© WEIDT CONSULT 2024
von Heinrich Ulrich Seidel
Eines der ältesten Speditions- und Logistikunternehmen
Deutschlands, das sich seit sieben Generationen im
Familienbesitz befindet, ist die im südlichen Siegerland
ansässige Firma WEIDT-ISL GMBH aus Burbach. Das
Siegener Adressbuch von 1834 führt Gerlach Waid aus
Salchendorf bei Neunkirchen als Berg- und
Hüttengewerkebesitzer, Stahl- und Eisenhandel". Ein aus den
1830er Jahren stammendes, leider nicht mehr vollständig
erhaltenes Rechnungsbuch belegt jedoch, dass von Gerlach
Waid nicht nur eigene Handelsgüter transportiert wurden,
sondern dass er auch Beförderungsaufträge von Dritten
durchführte.
Nachweisen lässt sich die Familie Waid oder Waidt - beide
Schreibweisen sind in der damaligen Zeit gebräuchlich - seit
dem Ende des 18. Jahrhunderts in Salchendorf, denn im Juli
des Jahres 1774 heirateten Johann Antonius Waid (geb.

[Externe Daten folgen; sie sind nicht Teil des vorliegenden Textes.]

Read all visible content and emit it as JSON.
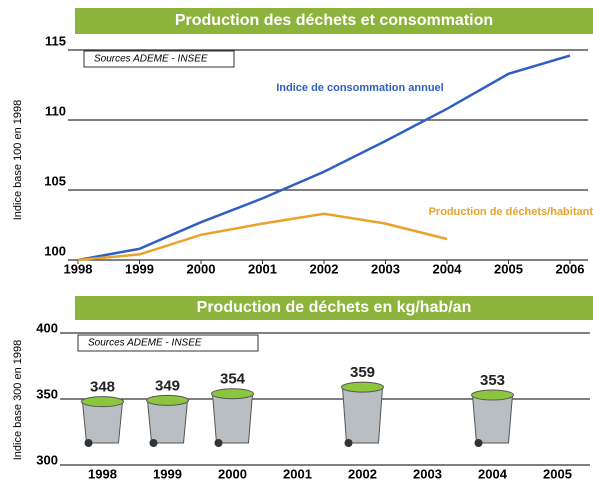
{
  "chart_data": [
    {
      "type": "line",
      "title": "Production des déchets et consommation",
      "annotation": "Sources ADEME - INSEE",
      "y_label": "Indice base 100 en 1998",
      "x": [
        1998,
        1999,
        2000,
        2001,
        2002,
        2003,
        2004,
        2005,
        2006
      ],
      "xlim": [
        1998,
        2006
      ],
      "xticks": [
        1998,
        1999,
        2000,
        2001,
        2002,
        2003,
        2004,
        2005,
        2006
      ],
      "ylim": [
        100,
        115
      ],
      "yticks": [
        100,
        105,
        110,
        115
      ],
      "grid": true,
      "series": [
        {
          "name": "Indice de consommation annuel",
          "color": "#2f5fc4",
          "values": [
            100,
            100.8,
            102.7,
            104.4,
            106.3,
            108.5,
            110.8,
            113.3,
            114.6
          ]
        },
        {
          "name": "Production de déchets/habitant",
          "color": "#e9a22b",
          "values": [
            100,
            100.4,
            101.8,
            102.6,
            103.3,
            102.6,
            101.5,
            null,
            null
          ]
        }
      ]
    },
    {
      "type": "pictograph",
      "title": "Production de déchets en kg/hab/an",
      "annotation": "Sources ADEME - INSEE",
      "y_label": "Indice base 300 en 1998",
      "categories": [
        "1998",
        "1999",
        "2000",
        "2001",
        "2002",
        "2003",
        "2004",
        "2005"
      ],
      "values": [
        348,
        349,
        354,
        null,
        359,
        null,
        353,
        null
      ],
      "color": "#b9bec3",
      "ylim": [
        300,
        400
      ],
      "yticks": [
        300,
        350,
        400
      ],
      "grid": true
    }
  ]
}
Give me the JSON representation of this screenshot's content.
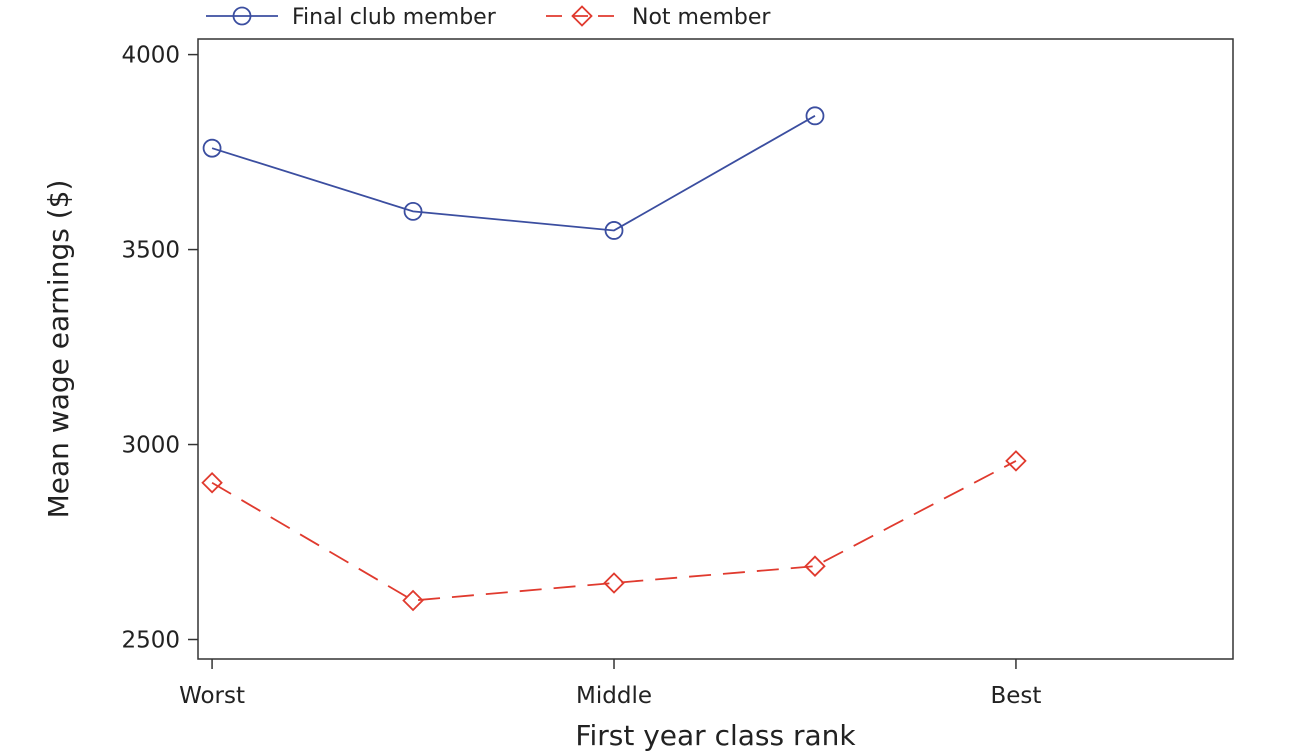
{
  "chart_data": {
    "type": "line",
    "title": "",
    "xlabel": "First year class rank",
    "ylabel": "Mean wage earnings ($)",
    "x": [
      1,
      2,
      3,
      4,
      5
    ],
    "x_ticks": [
      {
        "value": 1,
        "label": "Worst"
      },
      {
        "value": 3,
        "label": "Middle"
      },
      {
        "value": 5,
        "label": "Best"
      }
    ],
    "xlim": [
      0.93,
      6.08
    ],
    "ylim": [
      2450,
      4040
    ],
    "y_ticks": [
      2500,
      3000,
      3500,
      4000
    ],
    "y_tick_labels": [
      "2500",
      "3000",
      "3500",
      "4000"
    ],
    "grid": false,
    "legend_position": "top",
    "series": [
      {
        "name": "Final club member",
        "color": "#3b4ea0",
        "marker": "circle",
        "line": "solid",
        "x": [
          1,
          2,
          3,
          4
        ],
        "values": [
          3760,
          3598,
          3549,
          3843
        ]
      },
      {
        "name": "Not member",
        "color": "#e03a2e",
        "marker": "diamond",
        "line": "dashed",
        "x": [
          1,
          2,
          3,
          4,
          5
        ],
        "values": [
          2902,
          2600,
          2645,
          2688,
          2958
        ]
      }
    ]
  }
}
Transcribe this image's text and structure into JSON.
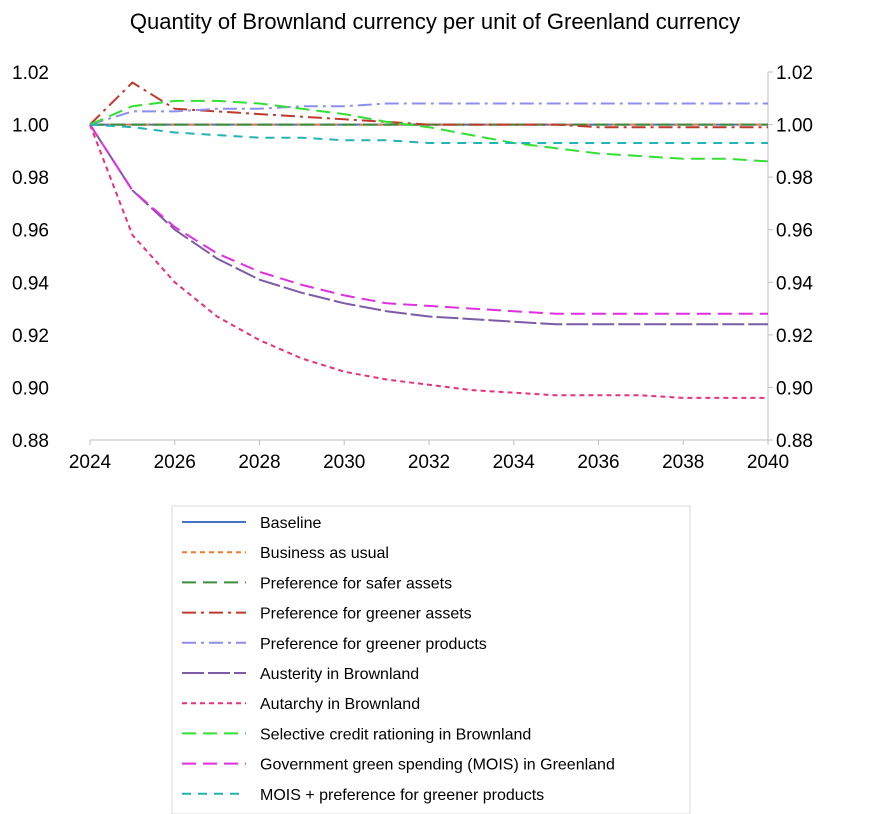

1748)* aus Daaden und Barbara Elisabeth Thielmann aus
Salchendorf, wohin auch der Sitz der Familie gelegt wurde.
Offenbar konnte ihr 1778 geborener Sohn Johann Gerlach
Waid, der 1803 Anna Maria Reiffenrath heiratete, die Firma
von seinem Vater Johann Anton übernehmen. Das bereits
angesprochene Rechnungsbuch aus den 1830er Jahren zeigt,
dass das Unternehmen mindestens seit 1813 bestand, denn es
wird auf einen Geschäftsvorgang aus diesem Jahr verwiesen.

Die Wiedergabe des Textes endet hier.